10
Копейщик, у которого царь на смотре копьё пробовал, поспел к Махоне первым. Бешено, как впервые взнузданный конь, мчался он. Три креста поставил ему тысяцкий. Только ноги могли спасти его от полутора дюжин Махониных плетей. Не встал бы он после них: не той он был силы, чтоб выдюжить такой бой, оттого и мчался как скаженный, обгоняя по дороге таких же, как и сам, надеющихся спастись от тяжёлой Махониной руки.
Вскочил он в предбанник, где Махоня уже приготовился к своей немудрёной работе, и повалился как мёртвый, без единого звука, только брязнулся об пол своим изжелта-бледным лицом.
Махоня плеснул на него водой, посмыкал за бороду, попинал легонько в зад. Копейщик очнулся, показал Махоне лоб.
— Ох, мама кровная! — ужаснулся Махоня и присел перед ним на корточки. — Ну, подымась, подымась, — стал он ласково приговаривать и помогать копейщику подняться на ноги.
Копейщик поднялся, шатаясь, подошёл к кадке с водой, бултыхнулся в неё головой.
— За что ж тебя так, родимай?
— За царя… — просипел копейщик.
— За которого-то быть царя?
— За нашего… батюшку Иван Васильча!
— Господи! — прошептал Махоня и перекрестился. — Что ты?..
— А ништо… Мы с ним — как с тобой… Погутарили про воинское дело… Копьё он у меня… взял!.. Этак половчил в руке… и — в землю!
— Ты ж чаво?..
— А я ничего…
— Ишь ты! А плётки — пошто?
— Копьё-то… не встрянуло!
— Ух, матерь кровная! — снова ужаснулся Махоня.
— Дык, теперь што? — радостно сказал копейщик. — Теперь ништо!
— Верноть, — согласился Махоня. — Бог тебя послал нонче первым, а первого я не секу.
Копейщик сел на лавку, откинулся головой к стене.
— Посидь, посидь, — сказал ему Махоня, — а я по нужде отойду. Како зайдут яшо, так и почнём.
Махоня вернулся с улицы, а в предбаннике уже сидело пятеро. Подпоясался Махоня красным кушаком, хлебнул квасу, потёр ладонью меж жирных ягодиц и ласково поманил ближнего:
— Не бойсь, родимай! Розга, она что мать родная, сечёт и ум даёт!
Мужичок от страха не мог и кафтан с себя снять.
— Подсоби, — сказал Махоня копейщику.
Копейщик споро раздел мужика, уложил на лавку, пристегнул руки-ноги ремешками. Махоня неторопливо вынул из кадки розгу, протащил её сквозь сжатую ладонь, покачал в воздухе, словно примеряясь, и без замаха, будто вполсилы, стеганул по напряжённой, потной спине.
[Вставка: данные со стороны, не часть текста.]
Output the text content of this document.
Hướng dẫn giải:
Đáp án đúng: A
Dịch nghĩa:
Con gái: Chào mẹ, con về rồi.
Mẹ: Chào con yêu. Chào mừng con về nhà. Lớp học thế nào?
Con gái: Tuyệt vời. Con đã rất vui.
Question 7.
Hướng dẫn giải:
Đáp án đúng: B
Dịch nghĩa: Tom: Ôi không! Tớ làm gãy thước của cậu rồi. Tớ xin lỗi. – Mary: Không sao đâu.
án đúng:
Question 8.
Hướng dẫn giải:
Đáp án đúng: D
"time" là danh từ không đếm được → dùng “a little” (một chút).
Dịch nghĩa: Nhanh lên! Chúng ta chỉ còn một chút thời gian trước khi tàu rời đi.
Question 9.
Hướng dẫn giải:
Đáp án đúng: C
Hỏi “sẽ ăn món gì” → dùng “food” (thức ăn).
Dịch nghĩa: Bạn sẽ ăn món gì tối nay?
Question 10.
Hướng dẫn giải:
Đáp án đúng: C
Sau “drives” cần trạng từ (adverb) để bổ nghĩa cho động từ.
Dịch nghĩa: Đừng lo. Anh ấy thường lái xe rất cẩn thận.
Мужик даже дёрнуться не успел, но заорал так, что Махоня отступил в удивлении и заглянул ему в лицо.
— Больноть? — спросил он ласково.
— Дюжа… — простонал сквозь зубы мужик.
— Далей полегчей будя, — так же ласково сказал Махоня и снова полосонул через спину розгой.
…Пока он высек первых пятерых, явилось ещё человек тридцать. Расселись по лавкам, угрюмо, безмолвно, как перед покойником. Изредка кто-нибудь вышепчет: «О, Господи Исусе Христе…» — торопливо перекрестится и опять уткнёт бороду в кафтан.
Махоня лоснится от пота, хекает в каждый удар — надрывно, как стонет, с руки срываются при каждом ударе брызги пота и падают на иссечённую спину, въедаясь солью в багровые извивы.
Подошёл к Махоне один с крестом на лбу — пот с бороды ручейком…
— Хочь перемена, — обрадовался Махоня, увидев крест. — Дай-кось мне плеть, — сказал он копейщику.
Тот подал ему плеть. Махоня стал разминать её, подбадривая вконец потерявшегося мужика:
— Не бось, родимай! Плётка, она мягчей розги! Плётка рвёт, а рваное быстрей гуится. Что ж ты укоил, что плети схлопотал?
— Коня загнал.
— Легко отделаешься, родимай, за грех такой великий! В раю будешь, помянешь Махоню добрым словом.
После трёх ударов мужик запросился:
— Погодь, Махоня… Мочи нет.
— Чего ж годеть? — сказал ему ласково Махоня. — Эвон у меня яшо сколь страдальцев! До полуночи не управлюсь. И со счёту ты меня сбил, родимай, — сокрушился Махоня. — Чтоб ни Богу в обиду, ни тебе, почну сызнова.